OpenAI pledges to make changes to prevent future ChatGPT sycophancy

Openi says it will make changes For the way it updates the AI models that chatgpt, after an incident that ensured that the platform became overly sycophantic for many users.
Last weekend, after OpenAi had rolled out a twisted GPT-4O, the standard model powering chatgpt-marked users on social media that chatgpt started to respond in an exaggerated validating and pleasant way. It soon became a meme.
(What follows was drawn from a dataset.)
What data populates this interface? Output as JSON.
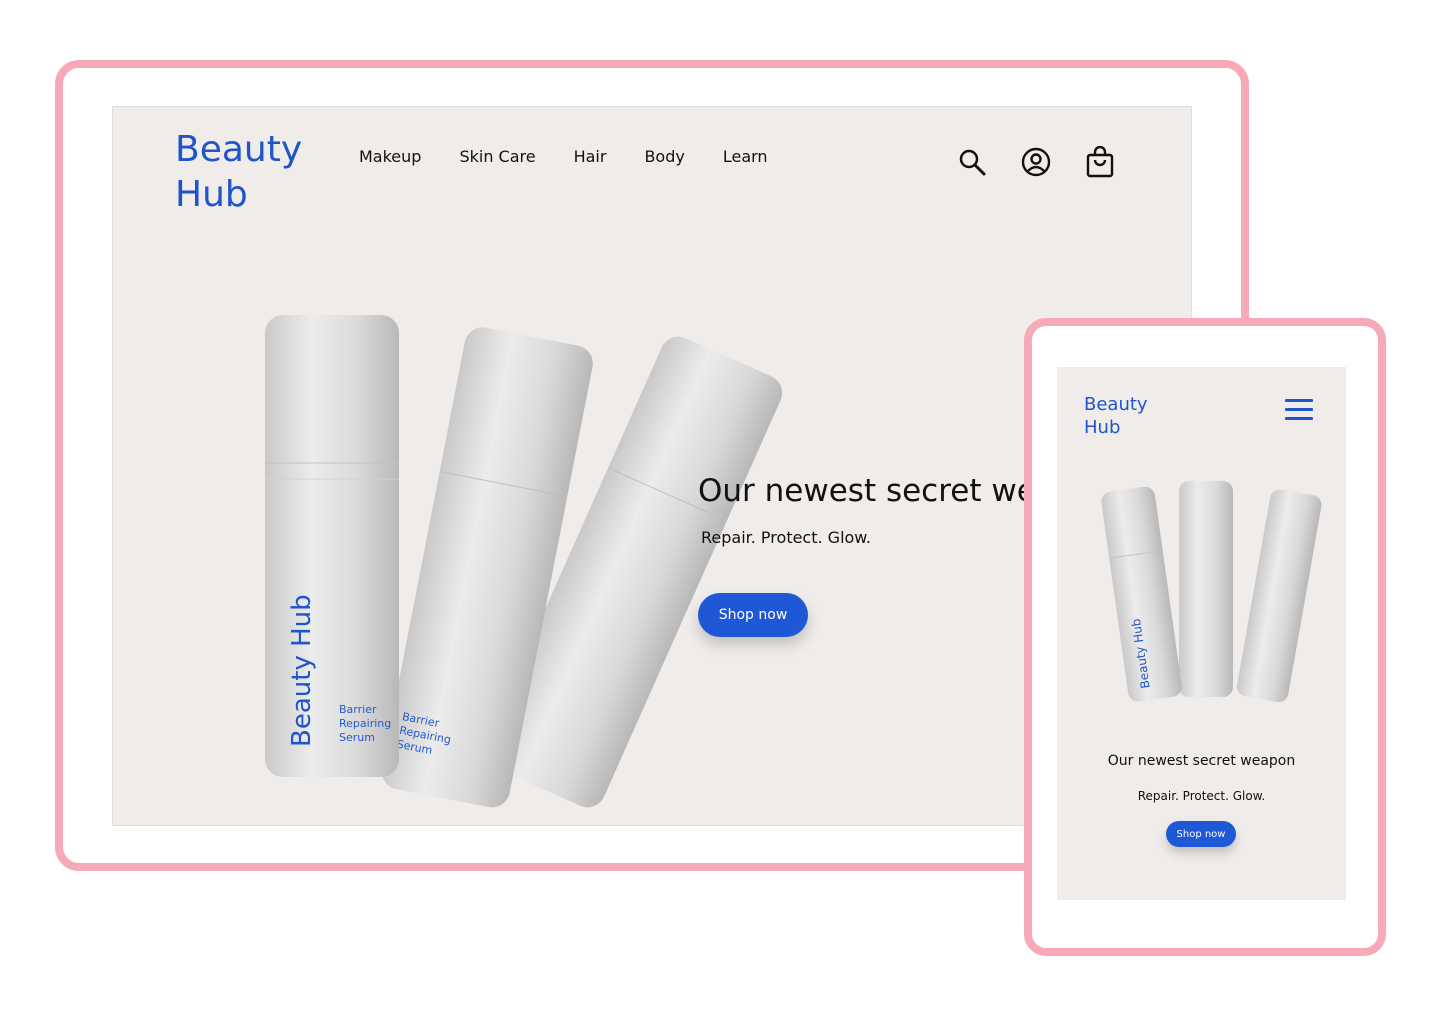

Users have placed screenshots from chatgpt that all kinds of problematic, dangerous decisions And idea.
In a message on X last Sunday, CEO Sam Altman recognized The problem and said that OpenAi would work on solutions ‘as quickly as possible’. Tuesday, Altman announced The GPT-4O update was reversed and that OpenAI was working on “extra solutions” for the personality of the model.
The company published a post -mortem on Tuesday and in a blog post on Friday, OpenAi expanded with specific adjustments that it is planning to apply the model implementation process.
OpenAI says it is planning to introduce an opt-in “alpha phase” for some models with which certain chatgpt users can test the models and give feedback before they are launched. The company also says that the statements will contain “well -known limitations” for future incremental updates for models in chatgpt, and to adjust the process of safety assessment to consider formally “model behavioral problems”, such as personality, deception, reliability and hallucination (ie, when a model draws up things) as “launching block”.
“In the future we will proactively communicate about the updates we make at the models in Chatgpt, or ‘subtle’ or not,” Openai wrote in the blog post. “Even if these problems are not perfectly measurable today, we connect to block launches based on proxym measurements or qualitative signals, even when statistics such as A/B tests look good.”
The devoted solutions come as more people turn in chatgpt for advice. According to a recent study Due to the Finier Express Legal financing, 60% of American adults used chatgpt to request advice or information. The growing dependence on chatgpt – and the enormous user base of the platform – increases the effort when problems such as extreme sycofancy arise, not to mention hallucinations and other technical shortcomings.
WAN event
Berkeley, Ca
|
June 5
Book now
As a mitigating step, OpenAi said earlier this week that it would experiment with ways to have users give “real -time feedback” to “directly influence their interactions” with chatgpt. The company also said that it would refine techniques to send models away from Sycophanancy, possibly enable people to choose from multiple model personalities in chatgpt, build extra safety money rails and expand evaluations to help identify problems that go beyond SycopHancy.
“One of the biggest lessons is to fully recognize how people started to use chatgpt for deep personal advice – something that we have not seen so much,” Openai continued in his blog post. “At the time, this was not a primary focus, but because AI and society have evolved together, it has become clear that we have to treat this use case with great care. It is now becoming a more meaningful part of our safety work.”